7 Jul 2020

I Am Literally Going to Explode

No, you are really not. 

This isn't the blog I was going to write today, because there have been a few posts which have got kind of snarky (not by me, for once) about being careful about language, but then today I was Twitter-ing in my lunch break (def: Twitter-ing; lurking on or reading Twitter without actually Tweeting) and came across someone who said they were "literally lynched" over something to do with the whole Rowling issue. First of all, can I say I'm so done with the debate over this woman. I am in the group who think her views are abhorrent. I admire what she did to build her writing career, I admire her success and I know she's done wonderful things for a lot of charities with her money, but the woman herself has gone down in my estimations considerably because of what I see as poisonous views about a minority community. Agree with me or disagree with me, but I'm kind of done reading about it. 

Anyway, there was a thread that seemed more positive about Jacqueline Wilson. I loved her books growing up. I used to watch Tracey Beaker on the TV when I got home from school and I thought it was fabulous. Girls In Love was amazing because of the issues it dealt with. The fact that during part of the series it talked about young women being pressured into sex was probably the first time in my young life I had ever heard of that as an issue and it made me more aware and, in some ways, I think that kept me safer. Then there was this tweet from someone who said they were "literally lynched" and I'm wondering how a ghost is operating Twitter. Maybe I'm being a bit oversensitive to the use of the phrase because this morning I read the account of a black man who was attacked in America and the white supremacists who attacked him tried to lynch him, and the detail with which he described it shook me, but I would hope that on any day I would tell that person to stop being an idiot. Literally is not an adjective to say something is more extreme. Literally means this is the purely factual account of something which happened. The word means using the original meaning of a word. Lynching does not mean having your ass handed to you on Twitter, but it is the hanging of a person. It's a mob rule punishment, and very often, the only crime is being seen as less than another person or being black. Sometimes, lynching is because a person is presumed to have committed a crime, but that's not what is happening today. 

I have read that black men are being found hanging in trees in America and it's being deemed as a suicide far too quickly, with little investigation as to whether this was lynch mob activity. The account I read this morning stated that the police had attended, spoken to the white supremacist attacker first and then told the black man who was attacked and obviously injured by the attacks on him that they would not be arresting the men, despite many witnesses being present and filming the moments when the white supremacists shouted to one another for a noose, threatened to kill him, said they would break his arms and called him multiple racial slurs on the basis on his skin colour. 

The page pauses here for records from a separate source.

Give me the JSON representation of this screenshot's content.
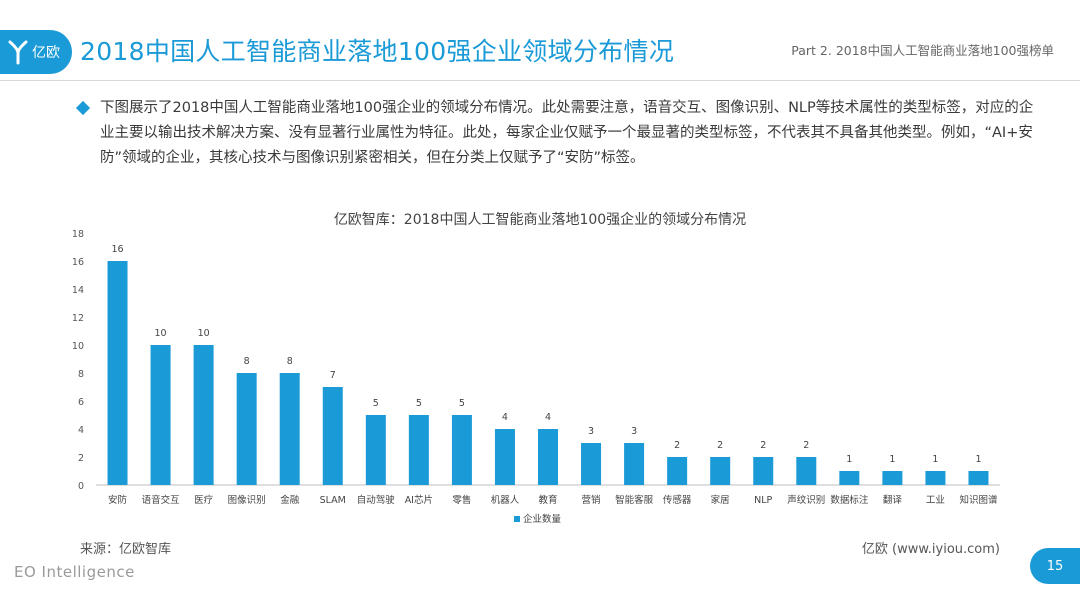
{
  "header": {
    "logo_text": "亿欧",
    "title": "2018中国人工智能商业落地100强企业领域分布情况",
    "part_label": "Part 2. 2018中国人工智能商业落地100强榜单"
  },
  "bullet": {
    "text": "下图展示了2018中国人工智能商业落地100强企业的领域分布情况。此处需要注意，语音交互、图像识别、NLP等技术属性的类型标签，对应的企业主要以输出技术解决方案、没有显著行业属性为特征。此处，每家企业仅赋予一个最显著的类型标签，不代表其不具备其他类型。例如，“AI+安防”领域的企业，其核心技术与图像识别紧密相关，但在分类上仅赋予了“安防”标签。"
  },
  "chart_data": {
    "type": "bar",
    "title": "亿欧智库：2018中国人工智能商业落地100强企业的领域分布情况",
    "categories": [
      "安防",
      "语音交互",
      "医疗",
      "图像识别",
      "金融",
      "SLAM",
      "自动驾驶",
      "AI芯片",
      "零售",
      "机器人",
      "教育",
      "营销",
      "智能客服",
      "传感器",
      "家居",
      "NLP",
      "声纹识别",
      "数据标注",
      "翻译",
      "工业",
      "知识图谱"
    ],
    "series": [
      {
        "name": "企业数量",
        "values": [
          16,
          10,
          10,
          8,
          8,
          7,
          5,
          5,
          5,
          4,
          4,
          3,
          3,
          2,
          2,
          2,
          2,
          1,
          1,
          1,
          1
        ]
      }
    ],
    "ylim": [
      0,
      18
    ],
    "yticks": [
      0,
      2,
      4,
      6,
      8,
      10,
      12,
      14,
      16,
      18
    ],
    "grid": false,
    "legend": "bottom",
    "data_labels": true,
    "bar_color": "#1a9ad6"
  },
  "footer": {
    "source_left": "来源：亿欧智库",
    "source_right": "亿欧 (www.iyiou.com)",
    "brand": "EO Intelligence",
    "page_number": "15"
  }
}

Whilst the author of that tweet may not have read that account, it's completely ignorant to say you were "literally lynched" from the comfort of your computer. There are certain words we must be more careful about using. Literally is a big one. Lynched is another. I've spoken before about stepping away from using the word commit when we talk about suicide and tweeted about stepping away from Aspergus when we talk about Autism. 

This is not about a prohibition of language. There is space for their use within society, but that use must be careful and it must be considered. When people say things like, please be mindful, they're just asking you to try and think about what you are saying. If someone prompts you to remind you, it's not meant to be malicious and they're not saying it believing you are being malicious, most of the time anyway. It's really hard to remember that certain language is really hurtful. Six months on from becoming an ASIST Life Saving Caregiver (Suicide First Aider) I still slip into saying "committed suicide" because, for twenty-six years of my life, that's how these things were said, but correct yourself and, kindly, prompt others. No one is asking anyone to be perfect, but I will ask you to try. I want to ask everyone to do better and the step that you take towards that is to try. Your efforts might not feel important, but they really are. 

And yes, I was fuming when I wrote this.